En su visión, la inteligencia artificial no reemplaza el talento, sino que amplifica la imaginación. Sin embargo, advirtió sobre el riesgo de perder control creativo: “La IA es aleatoria; el craft es intencional. La IA imita; el craft interpreta. Y en el audio, interpretar lo invisible sigue siendo una tarea humana.” Explicó que el desafío actual está en combinar la potencia tecnológica con la sensibilidad artesanal, logrando un flujo híbrido donde la máquina propone, pero el oído decide.


Karas mostró ejemplos prácticos grabados en su estudio, donde una simple melodía de guitarra o piano se transformaba, mediante IA, en una banda completa o en un grupo de samba con metales, cuerdas y coros. “Hoy puedo crear un ensamble sin tenerlo frente a mí, pero sigue siendo mi idea el punto de partida. La inteligencia artificial es la chispa, no el fuego”, comentó.
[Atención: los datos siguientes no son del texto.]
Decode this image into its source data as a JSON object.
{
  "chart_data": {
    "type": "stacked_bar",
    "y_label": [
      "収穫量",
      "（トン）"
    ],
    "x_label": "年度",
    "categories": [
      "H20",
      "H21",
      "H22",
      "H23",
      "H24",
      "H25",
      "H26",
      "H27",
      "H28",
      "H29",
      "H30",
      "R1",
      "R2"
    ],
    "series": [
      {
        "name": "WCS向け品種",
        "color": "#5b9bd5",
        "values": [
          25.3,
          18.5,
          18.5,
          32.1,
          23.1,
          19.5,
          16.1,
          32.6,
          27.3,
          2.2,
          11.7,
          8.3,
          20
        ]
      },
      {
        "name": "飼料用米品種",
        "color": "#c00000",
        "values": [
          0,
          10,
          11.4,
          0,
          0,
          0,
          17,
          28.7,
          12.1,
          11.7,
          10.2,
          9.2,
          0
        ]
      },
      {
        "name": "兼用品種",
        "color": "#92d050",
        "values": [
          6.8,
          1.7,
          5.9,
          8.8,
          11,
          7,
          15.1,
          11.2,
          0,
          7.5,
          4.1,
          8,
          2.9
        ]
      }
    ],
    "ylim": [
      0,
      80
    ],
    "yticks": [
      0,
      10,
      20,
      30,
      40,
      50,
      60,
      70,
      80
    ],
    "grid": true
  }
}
Su demostración más potente llegó con el caso “4747” para Café Joie, una cadena europea de cafeterías que emplea personas con neurodivergencias. El proyecto unió a músicos con síndrome de Down y autismo con profesionales de audio y animación. “La IA nos ayudó a regrabar la voz original de una canción, pero el verdadero milagro fue la conexión humana detrás del proyecto.”


Entre los participantes destacó Sujit Desai, músico que toca siete instrumentos, y José Omar Dávila, percusionista y diseñador sonoro, quien grabó texturas y efectos de manera artesanal con materiales como telas y agua. “La IA no puede conectar propósitos ni emociones. Solo las personas pueden hacerlo.”
Para cerrar, Karas sintetizó su mensaje con una idea que resonó entre los asistentes:
“El craft sigue siendo el principio y el final del proceso creativo. La IA puede generar sonidos, pero nosotros damos sentido. Cuando el audio se vuelve humano, el arte trasciende la tecnología.”